Previsioni Inps, perché i 30enni di oggi andranno in pensione a 70 anni
Se hai 30 anni, hai cominciato a lavorare all’inizio del 2022 e sarai in possesso di almeno 20 anni di contribuzione potrai andare in pensione nel dicembre del 2063 con 69 anni e 10 mesi d’età. È ciò che emerge dalla proiezione del simulatore Inps “Pensami”, elaborata in virtù degli adeguamenti agli incrementi alla speranza di vita, in base allo scenario demografico Istat mediano (base 2022) relativo alle tendenze di medio-lungo periodo del sistema pensionistico e socio-sanitario. Lo strumento utilizzato per determinare la propria pensione è, però, considerato di fatto «superato» dallo stesso Istituto nazionale della previdenza sociale.
«Stiamo lavorando a un nuovo strumento»
«Stiamo lavorando a un nuovo simulatore che grazie alle tecnologie consenta in modo semplice ed immediato a ogni cittadino di determinare la propria pensione», ha detto il presidente dell’Inps, Gabriele Fava. Si tratta di uno strumento quali-quantitativo, accessibile da web o dallo smartphone e «che consente di simulare percorso di vita attiva e contributiva. Anche diversi da quello attuale, integrati con opportunità come la contribuzione volontaria o il riscatto della laurea». Il nuovo simulatore sarà inoltre «affiancato – precisa ancora il presidente – da una campagna di educazione previdenziale perché abbiamo un problema di mancanza di cultura previdenziale». Un progetto, scrive il Sole 24 Ore, che rappresenta una delle novità dell’Inps sotto la guida di Fava e con alla direzione generale Valeria Vittimberga.
Il lungo percorso dei 30enne fino alla pensione
Dalle proiezioni con l’attuale simulatore già emerge il lungo percorso che i giovani dovranno compiere prima di arrivare alla pensione.
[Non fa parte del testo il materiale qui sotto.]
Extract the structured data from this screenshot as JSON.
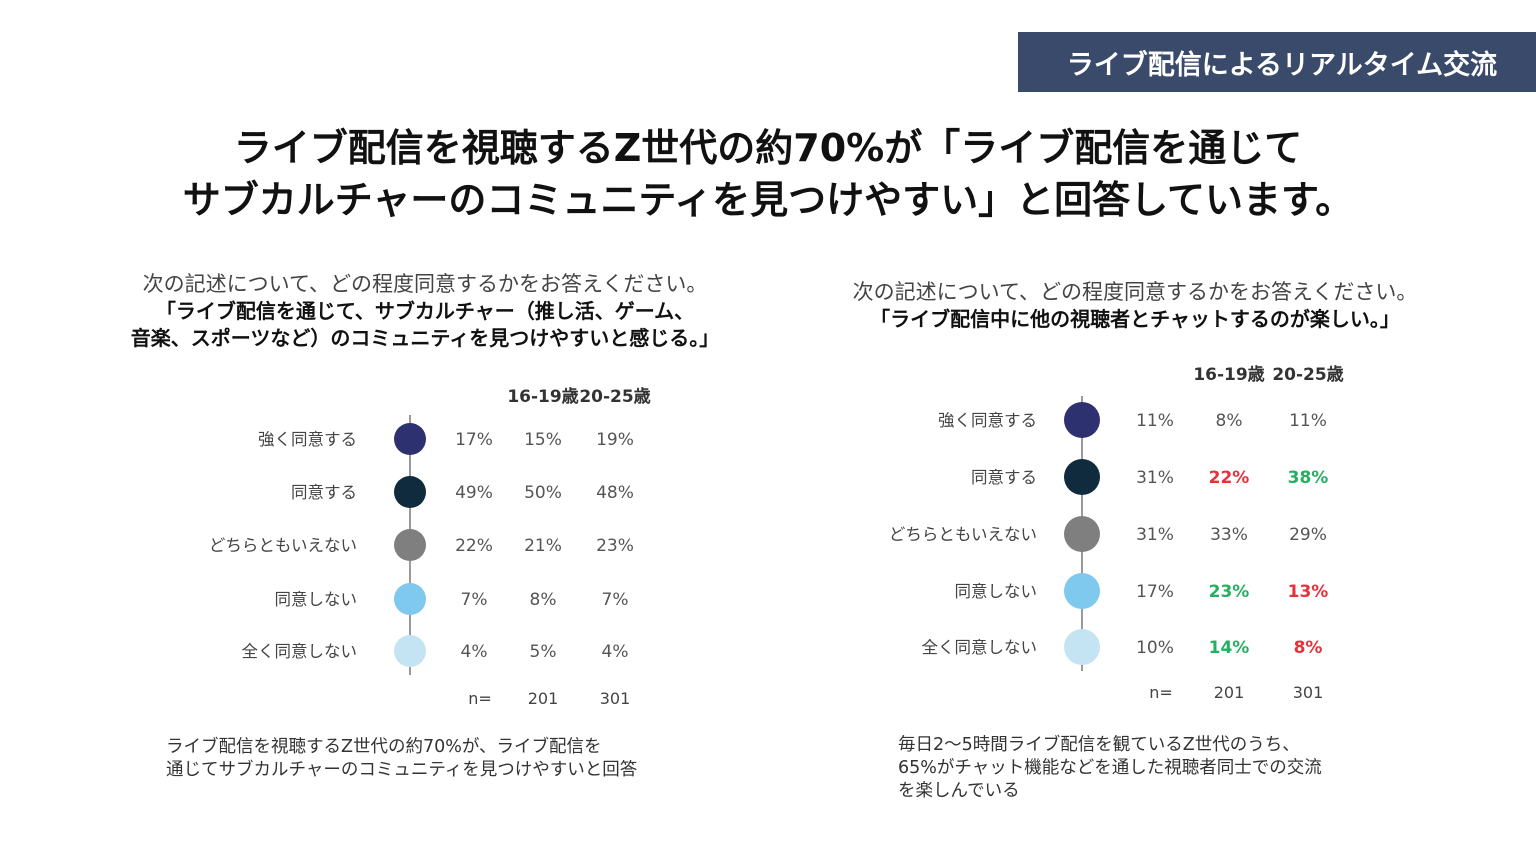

Chi ha oggi 30 anni e ha cominciato a lavorare da poco potrà andare in pensione tra i 66 anni e 8 mesi nel caso abbia versato 20 anni di contributi e maturato un assegno superiore a una certa soglia (tre volte l’importo mensile dell’assegno sociale nel 2024, quindi 1603,23 euro). E a 74 se non riesce a versare almeno 20 anni di contributi. Inoltre, è stato aggiornato – per l’anno 2024 – l’importo massimo della pensione anticipata flessibile maturata sulla base dei requisiti perfezionati entro il 31 dicembre 2023: da porre in pagamento fino al compimento dell’età richiesta per la pensione di vecchiaia. Ma l’ultimo step non include le novità introdotte dall’ultima legge di Bilancio su Quota 103 (62 anni di età e 41 di versamenti).
Italia al top nella Ue per rapporto spesa-Pil
L’Italia è al top della classifica europea della spesa per pensioni in rapporto al Pil. È ciò che emerge da un documento Eurostat, reso noto ieri e citato dal Sole 24 Ore, con il quale viene fotografato l’andamento dei costi previdenziali nel 2021. Nel nostro Paese le uscite pensionistiche hanno pesato per il 16,3 per cento sul Pil e soltanto in Grecia è stato registrato un livello più alto, ovvero 16,4 per cento. Nel 2021 – come ricorda il quotidiano economico-finanziario – la propensione al pensionamento in Italia era significativa anche per la possibilità di uscire anticipatamente offerta da Quota 100.
Gli Stati Ue hanno speso 1.882 miliardi (2021)
La classifica di Eurostat, dove l’Italia è seguita dall’Austria (15 per cento) e dalla Francia (14,9 per cento), non prevede una distinzione nel flusso di spesa per i trattamenti pensionistici e quelli “previdenziali-assistenziali”. Nel 2021 gli Stati dell’Ue hanno speso complessivamente 1.882 miliardi per prestazioni pensionistiche, il 12,9 per cento del Pil dell’Unione. Rispetto al 2020 le uscite sono aumentate del 2,8 per cento, ma l’incidenza sul Pil ha visto una diminuzione (0,7 punti).
Secondo l’Eurostat, nel 2021 il 27,2 per cento della popolazione Ue era costituito da beneficiari di pensioni. Le pensioni di vecchiaia sono state lo strumento più utilizzato (rientrano anche quelle anticipate previste dai Paesi dell’Unione): 79,9 per cento di tutta la spesa, 80,3 per cento dei pensionati. La seconda categoria di prestazioni più diffusa è stata quella relativa ai trattamenti di reversibilità: 12 per cento della spesa, 21,3 per cento dei beneficiari. Seguono le pensioni di invalidità e i trattamenti di disoccupazione.